Story for performance #144
webcast from Sydney at 07:33PM, 11 Nov 05

sports a walrus moustache
Source: Reuters, AP, ‘Peres dumped in party poll upset’, The Australian online and Turkish Daily News online, 11/11/05.
Tags: sex, music
Writer/s: Ninna Millikin

Judith exits the entrance to the apartment foyer clicking her heels on the marble steps. She decided to rent her studio before she’d even entered, on account of the building’s resemblance to a castle. She makes her way down streets and avenues, shady and cool in the flush of Spring’s green foliage, to the Recital Hall. She is on a kind of autopilot, with the mornings’ listening still ringing in her skull. The feeling it has pushed through her, like mud through a sieve, leaves her exhausted.

She is distracted from this taut interior focus by the image printed onto the T-shirt a young woman wears as she approaches and passes. Until now Judith has employed a soft gaze, but when the picture makes sense to her as she reads the words, Moustache Riders Club, it draws her into her body, with a resounding pulse thudding like a heartbeat in her groin. Timpani kah-BOOM!

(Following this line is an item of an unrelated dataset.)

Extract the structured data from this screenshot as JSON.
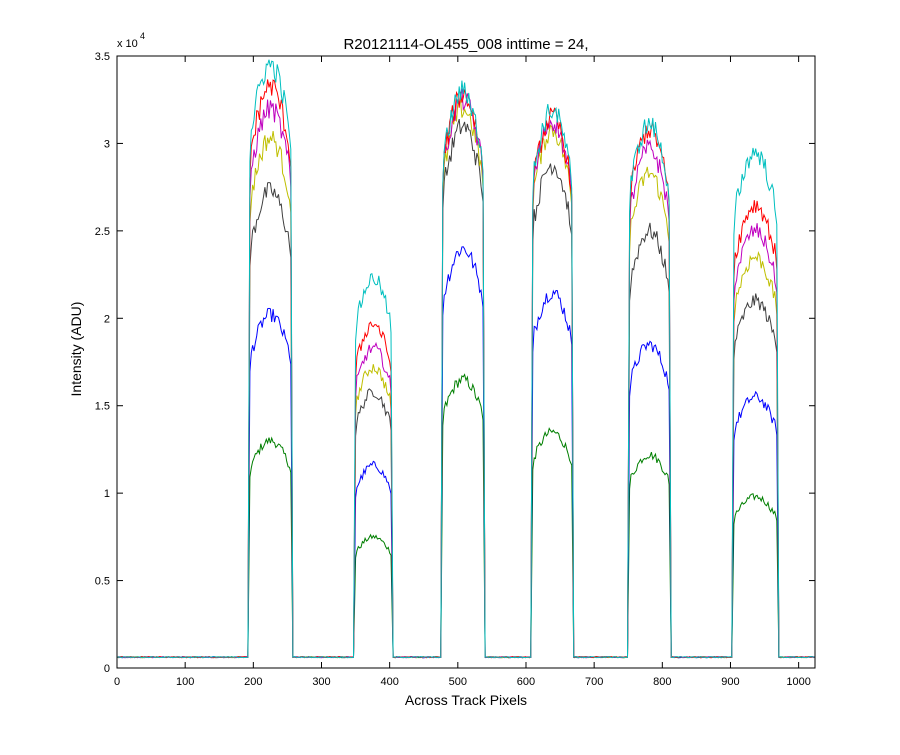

As a young woman she had once answered a personal advertisement in the local tabloid that was explicit and simple. It drew her in primarily because the only detail regarding appearance was ‘large moustache’. Although her arrangement with Mr Herzog had not lasted long, it had been this feature that initiated an enduring fetish.

‘Now, I know that they are no longer fashionable, I know that most women see them as a joke, an indicator that a man is out of touch with current facial hair trends—perhaps they also denote recent migration from some unappealing background. But honestly, they are a well kept secret if that’s the case!’ She had confided this to a select few close friends, when she had first made her discovery, urging them to consider. Most were predictably mawkish and tittered, ‘is it really that good, such a subtle tickle, can it be worth it, they are so disgusting!’ Their response was irritating and she didn’t persevere.

It became a primary criterion for her consideration however, and she didn’t view it as anything odd. After all, she knew of many men who would not consider anything other than a blonde, for some it was curls. When she spotted Gary in the second row with his bugle overshadowed only by his magnificent moustache, she quickly steeled her resolve. From behind her clarinet she was unashamed in her stare. It took him a while to catch on, but like any man who can sport a walrus of that magnitude, once he did catch on, it was fiery.

He knew where to go before he’d kissed her lips. Deftly setting her on the dressing room bench, he dropped to his knees and prised hers apart. He’d had the foresight to draw her underwear down over her bottom so it was a matter of neatly peeling them over her knees and one ankle before getting to work. He pushed them wide, until her moist and quivering opening was flush with the bench. He spent a long time teasing her inner thighs, those night blooms that never feel the sun. Expertly, he drew his top lip and tongue over them, with the tiny bristling creature following dutifully behind. The problem with fingers, Judith thought, is that they are nearly always too slender at this point of wetness and engorgement, so she was pleased, very pleased that this connoisseur knew three would provide the giddy rush that then caused her head to snap back—the electricity darting along the threads of her nervous system. He quickly withdrew, familiar with the notion that pleasure for a woman of Judith’s tastes resides in the unexpected, the sudden and strong. Each little hair was an antennae, a proboscis sucking up her scent and messages, and in the ultra sensitive skin atop his lips was stationed an army of interpreters.

His little army sucked and licked at her flesh tirelessly, with commitment and unreserved passion. A revelation. Her mind totally collapsed and went to a piercing white silence.

Fucking was an afterthought, earthy and jarring in comparison.

Adapted for performance by Barbara Campbell from a story by Ninna Millikin.